Mais comment mesurer la hauteur d’un frisson
À quoi bon calculer la durée d’un sourire
Les plaisirs entrevus et qu’on voudrait décrire
N’existent déjà plus et n’ont d’autre leçon.
(Galoube, un jour où il avait le bourdon.)

Pour nous consoler, voici un nouveau jeu concours, a priori destiné exclusivement aux quatre Troyens parmi les onze lecteurs de ce blog : le premier de vous quatre qui localisera la rue où j’ai pris la photo ci-dessus gagne un Flux ou un J’ai inauguré IKEA, au choix.
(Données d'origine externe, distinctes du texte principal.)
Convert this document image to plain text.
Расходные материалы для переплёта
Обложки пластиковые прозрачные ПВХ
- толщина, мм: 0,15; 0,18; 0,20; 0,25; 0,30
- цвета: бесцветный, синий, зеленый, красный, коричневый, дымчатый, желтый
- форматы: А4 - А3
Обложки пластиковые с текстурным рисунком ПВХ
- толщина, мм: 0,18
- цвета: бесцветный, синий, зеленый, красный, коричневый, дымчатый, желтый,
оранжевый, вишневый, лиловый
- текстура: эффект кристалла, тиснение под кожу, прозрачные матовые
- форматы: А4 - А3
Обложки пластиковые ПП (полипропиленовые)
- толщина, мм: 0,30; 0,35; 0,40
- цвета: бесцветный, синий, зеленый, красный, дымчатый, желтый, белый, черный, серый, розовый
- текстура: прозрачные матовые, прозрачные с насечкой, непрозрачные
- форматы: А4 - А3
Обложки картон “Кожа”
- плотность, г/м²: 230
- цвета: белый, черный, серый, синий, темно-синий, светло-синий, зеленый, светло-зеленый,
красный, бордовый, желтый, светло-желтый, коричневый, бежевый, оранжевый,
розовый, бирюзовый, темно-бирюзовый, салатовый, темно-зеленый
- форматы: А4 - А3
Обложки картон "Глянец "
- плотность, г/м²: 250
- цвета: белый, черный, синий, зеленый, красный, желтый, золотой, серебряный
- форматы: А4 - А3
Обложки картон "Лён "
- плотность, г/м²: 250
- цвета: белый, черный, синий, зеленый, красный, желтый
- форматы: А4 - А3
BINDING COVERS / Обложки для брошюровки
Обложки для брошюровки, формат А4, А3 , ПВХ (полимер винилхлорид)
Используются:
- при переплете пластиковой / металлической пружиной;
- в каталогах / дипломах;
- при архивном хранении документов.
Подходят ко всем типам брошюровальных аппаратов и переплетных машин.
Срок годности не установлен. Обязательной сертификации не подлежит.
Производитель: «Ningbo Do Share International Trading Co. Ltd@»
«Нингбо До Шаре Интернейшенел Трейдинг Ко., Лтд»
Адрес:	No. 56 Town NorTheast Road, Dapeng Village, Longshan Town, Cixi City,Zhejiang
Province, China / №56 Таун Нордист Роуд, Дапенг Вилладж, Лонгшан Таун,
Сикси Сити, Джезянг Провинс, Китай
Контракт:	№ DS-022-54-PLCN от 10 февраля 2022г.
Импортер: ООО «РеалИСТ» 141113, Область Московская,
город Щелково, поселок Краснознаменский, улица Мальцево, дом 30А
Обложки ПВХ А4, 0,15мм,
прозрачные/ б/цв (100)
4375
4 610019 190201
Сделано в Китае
  1. 19/10/2011 à 19:56 | #1

    mon commentaire s’est envolé…
    alors, frangin, je t’embrasse tout simplement

  2. Laetitia
    14/11/2011 à 19:36 | #2

    Je suis passée devant tout-à-l’heure, vers le 85 ou 87 de l’avenue du Président Wilson) mais il est peut-être trop tard…Bonne soirée!

  3. 14/11/2011 à 20:23 | #3

    C’est plutôt au niveau du 83, mais bah, on va dire que c’est gagné, félicitations. Quel lot choisis-tu ? Le Flux ou IKEA ? Mais peut-être les as-tu tous les deux ?

  4. Laetitia
    14/11/2011 à 20:50 | #4

    Après mûre (et courte!) réflexion, ce sera Le Flux! Merci! Je suis aussi contente qu’un enfant qui aurait trouvé un Carambar.